First Rose First Girl, Or, Saturday Morning at 8:36am

The first rose has bloomed in my garden.

Nothing special. A garden variety one might even say, red rose. Doesn’t even smell like much of anything except generic flower. Vegetal.

But she seems like someone I’d want for a friend. Someone audacious. The girl who goes to a party in a group, and as her friends buzz under the portico, fretting about it being too early and the terrible possibility that they have all Worn The Wrong Clothes, she presses on the doorbell with two fingers for emphasis, once, twice, “What the hell you idiots, I’m going in!”

And they have the time of their lives.

I love how she’s willing to tart herself up with Photoshop (for let us anthropomorphize even further and pretend that it was her petals themselves moving the color sliders across the screen) without bothering to strip out the clearly infested yellow leaves in the background.

Impunity. Bloom on my friend.

Have a wonderful weekend. Never mind the fungus.

20 Responses

  1. A rose is a rose is a rose – except when it’s the first rose of the season, and then it’s The Rose. And to be a true red rose as well! What more could one ask of the floral queendom?

  2. Hmm, I think I’m seeing some Georgia O’Keeffe in your rose. Guess you know where my kind goes….

  3. “She chose her colors with the greatest care. She dressed herself slowly. She adjusted her petals one by one. She did not wish to go out into the world all rumpled, like the field poppies. It was only in the full radiance of her beauty that she wished to appear. Oh, yes! She was a coquettish creature! And her mysterious adornment lasted for days and days. Then one morning, exactly at sunrise, she suddenly showed herself.” Antoine de St. Exupéry, “The Little Prince”

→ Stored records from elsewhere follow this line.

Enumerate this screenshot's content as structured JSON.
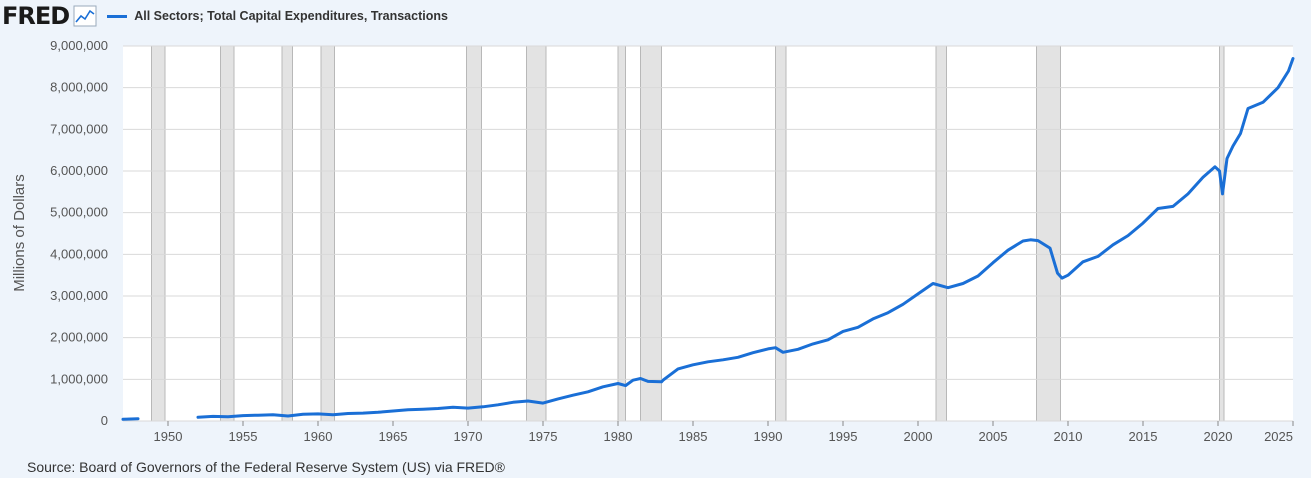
{
  "header": {
    "logo_text": "FRED",
    "logo_icon": "line-chart-icon",
    "legend_label": "All Sectors; Total Capital Expenditures, Transactions"
  },
  "source_text": "Source: Board of Governors of the Federal Reserve System (US) via FRED®",
  "colors": {
    "series": "#1a6fd6",
    "background": "#eef4fb",
    "plot_background": "#ffffff",
    "recession": "#e3e3e3",
    "grid": "#d9d9d9"
  },
  "chart_data": {
    "type": "line",
    "title": "All Sectors; Total Capital Expenditures, Transactions",
    "xlabel": "",
    "ylabel": "Millions of Dollars",
    "xlim": [
      1947,
      2025
    ],
    "ylim": [
      0,
      9000000
    ],
    "x_ticks": [
      1950,
      1955,
      1960,
      1965,
      1970,
      1975,
      1980,
      1985,
      1990,
      1995,
      2000,
      2005,
      2010,
      2015,
      2020,
      2025
    ],
    "y_ticks": [
      0,
      1000000,
      2000000,
      3000000,
      4000000,
      5000000,
      6000000,
      7000000,
      8000000,
      9000000
    ],
    "y_tick_labels": [
      "0",
      "1,000,000",
      "2,000,000",
      "3,000,000",
      "4,000,000",
      "5,000,000",
      "6,000,000",
      "7,000,000",
      "8,000,000",
      "9,000,000"
    ],
    "grid": true,
    "legend_position": "top-left",
    "recessions": [
      [
        1948.9,
        1949.8
      ],
      [
        1953.5,
        1954.4
      ],
      [
        1957.6,
        1958.3
      ],
      [
        1960.2,
        1961.1
      ],
      [
        1969.9,
        1970.9
      ],
      [
        1973.9,
        1975.2
      ],
      [
        1980.0,
        1980.5
      ],
      [
        1981.5,
        1982.9
      ],
      [
        1990.5,
        1991.2
      ],
      [
        2001.2,
        2001.9
      ],
      [
        2007.9,
        2009.5
      ],
      [
        2020.1,
        2020.4
      ]
    ],
    "series": [
      {
        "name": "All Sectors; Total Capital Expenditures, Transactions",
        "segments": [
          {
            "x": [
              1947.0,
              1948.0
            ],
            "y": [
              40000,
              55000
            ]
          },
          {
            "x": [
              1952.0,
              1953.0,
              1954.0,
              1955.0,
              1956.0,
              1957.0,
              1958.0,
              1959.0,
              1960.0,
              1961.0,
              1962.0,
              1963.0,
              1964.0,
              1965.0,
              1966.0,
              1967.0,
              1968.0,
              1969.0,
              1970.0,
              1971.0,
              1972.0,
              1973.0,
              1974.0,
              1975.0,
              1976.0,
              1977.0,
              1978.0,
              1979.0,
              1980.0,
              1980.5,
              1981.0,
              1981.5,
              1982.0,
              1982.9,
              1983.0,
              1984.0,
              1985.0,
              1986.0,
              1987.0,
              1988.0,
              1989.0,
              1990.0,
              1990.5,
              1991.0,
              1992.0,
              1993.0,
              1994.0,
              1995.0,
              1996.0,
              1997.0,
              1998.0,
              1999.0,
              2000.0,
              2001.0,
              2002.0,
              2003.0,
              2004.0,
              2005.0,
              2006.0,
              2007.0,
              2007.5,
              2008.0,
              2008.8,
              2009.3,
              2009.6,
              2010.0,
              2011.0,
              2012.0,
              2013.0,
              2014.0,
              2015.0,
              2016.0,
              2017.0,
              2018.0,
              2019.0,
              2019.8,
              2020.1,
              2020.3,
              2020.6,
              2021.0,
              2021.5,
              2022.0,
              2023.0,
              2024.0,
              2024.7,
              2025.0
            ],
            "y": [
              90000,
              110000,
              100000,
              130000,
              140000,
              150000,
              120000,
              160000,
              170000,
              150000,
              180000,
              190000,
              210000,
              240000,
              270000,
              280000,
              300000,
              330000,
              310000,
              340000,
              390000,
              450000,
              480000,
              430000,
              530000,
              620000,
              700000,
              820000,
              900000,
              850000,
              980000,
              1020000,
              950000,
              940000,
              980000,
              1250000,
              1350000,
              1420000,
              1470000,
              1530000,
              1640000,
              1730000,
              1760000,
              1650000,
              1720000,
              1850000,
              1950000,
              2150000,
              2250000,
              2450000,
              2600000,
              2800000,
              3050000,
              3300000,
              3200000,
              3300000,
              3480000,
              3800000,
              4100000,
              4320000,
              4350000,
              4330000,
              4150000,
              3550000,
              3430000,
              3500000,
              3820000,
              3950000,
              4230000,
              4450000,
              4750000,
              5100000,
              5150000,
              5450000,
              5850000,
              6100000,
              6000000,
              5450000,
              6300000,
              6600000,
              6900000,
              7500000,
              7650000,
              8000000,
              8400000,
              8700000
            ]
          }
        ]
      }
    ]
  }
}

  4. A long time ago I had a ring made from my mother and grandmother’s diamonds. The jeweler told me that when he was studying gemstones he wondered what kind of woman would be able to pull off rubies and exuberantly gave me the wonderful compliment that he thought my personality could carry them. It made me feel like that red rose and still does whenever I think of it. Thanks for sharing!

    1. @Pamela Browning,

      May I share my own sentimental ruby story? My husband inherited my engagement ring from his maternal grandmother, who left it to him specifically “to give to his bride.” It is a round setting, with a cushion-cut ruby set above an encirclement of diamonds, all set in gold. And so strikingly beautiful that perfect strangers comment on it.

      I always tell them the true story that it was first given to Grammy Eaton by her own husband, with reference to the Biblical verse, “A virtuous wife is more precious than rubies.” I wear it with such joy – and after 55 years of marriage, with such hopes that I have lived up to it!

      We ruby girls must stick together…

  5. I am sure this trailblazer will coax the wallflowers onto the dance floor. I like her spirit!